While the scene is fresh in my memory let me describe to you my last morning upon the Mississippi. But why do I speak thus of a scene which can never fade from my remembrance, but in all future years will glow the brightest picture which nature and civilization have daguerreotyped upon my heart?

I rose before the sun, while all the east was glowing with his refracted light. The steamboat had made excellent progress all night, not being obliged to stop by fog, and was only detained a short time by running plump into the mud on the river’s bank; but she soon backed out of that scrape.

We had here, fifty miles above New Orleans, an almost tropical sunrise. The Mississippi, as if tired of its irregularities, flowed on an even current between its low banks, along which on each side are raised embankments of earth from four to ten feet in height—the levee, which extends for hundreds of miles along the river, defending the plantations from being overflowed at high water.

As I gained the hurricane-deck the scene was enchanting, and, alas! I fear indescribable. On each side, as far as the eye could reach, were scattered the beautiful houses of the planters, flanked on each side by the huts of their negroes, with trees, shrubbery, and gardens. For miles away, up and down the river, extended the bright green fields of sugar-cane, looking more like great fields of Indian corn than any crop to which a Northern eye is familiar, but surpassing that in vividness of the tints and density of growth, the cane growing ten feet high, and the leaves at the top covering the whole surface. Back of these immense fields of bright green were seen the darker shades of the cypress swamp, and, to give the most picturesque effect to the landscape, on every side, in the midst of each great plantation, rose the tall white towers of the sugar-mills, throwing up graceful columns of smoke and clouds of steam. The sugar-making process was in full operation.

After the wild desolation of the Mississippi, for more than half its course below the Ohio, you will not wonder that I gazed upon this scene of wealth and beauty in a sort of ecstasy. Oh! how unlike our November in the far, bleak north was this scene of life in Louisiana! The earth seemed a paradise of fertility and loveliness. The sun rose and lighted up with a brighter radiance a landscape of which I had not imagined half its beauty.

The steamer stopped to wood, and I sprang on shore. Well, the air was as soft and delicious as our last days in June—the gardens were filled with flowers; yes, bushels of roses were blooming for those who chose to pluck them; while oranges were turning their green to gold, and figs were ripening in the sun. It was a Creole plantation—French the only language heard. A procession of carts, each drawn by a pair of mules, and driven by a fat and happy negro, who seemed to joke with every motion and laugh all over from head to foot, came from the sugar-house to get wood, of which an immense quantity was lying upon the banks of the river, saved from the vast mass of forest trees washed down at every freshet.

I cannot describe the appropriateness of everything on these plantations. These Creole planters look as if nature had formed them for good masters; in any other sphere they are out of their element—here most decidedly at home. The negroes, male and female, seem made on purpose for their masters, and the mules were certainly made on purpose for the negroes.
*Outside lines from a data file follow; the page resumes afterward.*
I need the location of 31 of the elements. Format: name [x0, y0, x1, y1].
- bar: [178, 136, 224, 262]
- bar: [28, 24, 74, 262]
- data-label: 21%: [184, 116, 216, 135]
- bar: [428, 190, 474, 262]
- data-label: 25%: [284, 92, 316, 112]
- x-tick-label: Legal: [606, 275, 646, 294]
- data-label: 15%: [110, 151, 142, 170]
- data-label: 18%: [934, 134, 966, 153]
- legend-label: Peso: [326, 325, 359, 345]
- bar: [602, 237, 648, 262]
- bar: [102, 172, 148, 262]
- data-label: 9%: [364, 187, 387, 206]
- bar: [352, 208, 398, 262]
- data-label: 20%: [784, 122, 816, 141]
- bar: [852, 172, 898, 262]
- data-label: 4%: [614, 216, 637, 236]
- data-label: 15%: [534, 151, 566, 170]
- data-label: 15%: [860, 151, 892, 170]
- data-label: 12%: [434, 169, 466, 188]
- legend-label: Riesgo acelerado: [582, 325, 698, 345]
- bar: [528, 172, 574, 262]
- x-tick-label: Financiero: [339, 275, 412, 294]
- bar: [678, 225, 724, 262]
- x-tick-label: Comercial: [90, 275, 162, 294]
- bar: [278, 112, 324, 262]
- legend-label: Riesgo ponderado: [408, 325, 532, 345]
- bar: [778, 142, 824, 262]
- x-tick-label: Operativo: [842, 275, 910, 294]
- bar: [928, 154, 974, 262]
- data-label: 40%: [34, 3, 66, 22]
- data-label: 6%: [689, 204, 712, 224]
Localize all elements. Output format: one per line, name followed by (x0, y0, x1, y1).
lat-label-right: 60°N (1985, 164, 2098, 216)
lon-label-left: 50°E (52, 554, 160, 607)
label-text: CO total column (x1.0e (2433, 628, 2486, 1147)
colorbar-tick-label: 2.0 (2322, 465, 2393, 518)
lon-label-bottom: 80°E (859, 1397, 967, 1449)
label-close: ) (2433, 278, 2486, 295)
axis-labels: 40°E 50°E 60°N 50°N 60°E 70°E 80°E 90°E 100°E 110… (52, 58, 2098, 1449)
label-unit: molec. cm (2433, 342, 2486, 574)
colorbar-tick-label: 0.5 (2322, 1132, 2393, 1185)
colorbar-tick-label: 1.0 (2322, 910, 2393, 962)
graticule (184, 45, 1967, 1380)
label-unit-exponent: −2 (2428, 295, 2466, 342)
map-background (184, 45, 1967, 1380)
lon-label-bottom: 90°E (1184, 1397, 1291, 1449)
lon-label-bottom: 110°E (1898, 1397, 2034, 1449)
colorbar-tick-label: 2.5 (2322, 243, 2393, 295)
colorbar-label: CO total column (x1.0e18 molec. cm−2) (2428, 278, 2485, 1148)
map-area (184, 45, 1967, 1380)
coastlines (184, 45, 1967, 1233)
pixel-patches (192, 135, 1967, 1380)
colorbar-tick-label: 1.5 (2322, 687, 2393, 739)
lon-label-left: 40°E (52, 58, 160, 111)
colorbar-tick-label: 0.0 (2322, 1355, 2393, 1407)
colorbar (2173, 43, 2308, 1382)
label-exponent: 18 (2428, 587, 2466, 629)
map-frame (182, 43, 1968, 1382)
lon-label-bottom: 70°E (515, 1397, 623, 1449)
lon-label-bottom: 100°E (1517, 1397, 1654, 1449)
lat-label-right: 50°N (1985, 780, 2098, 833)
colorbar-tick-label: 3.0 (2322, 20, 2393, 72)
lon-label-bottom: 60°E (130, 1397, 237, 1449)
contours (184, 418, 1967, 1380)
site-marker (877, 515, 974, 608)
Any imaginable change would destroy this harmonious relation. Do they not all enjoy alike this paradise—this scene of plenty and enchantment? The negroes work and are all the better for such beneficial exercise, as they would be all the worse without it. They have their feasts, their holidays—more liberty than thousands of New York mechanics enjoy in their lifetimes, and a freedom from care and anxiety which a poor white man never knows. I begin to think that Paradise is on the banks of the Mississippi, and that the nearest approach to the realization of the schemes of Fourier is on our Southern plantations.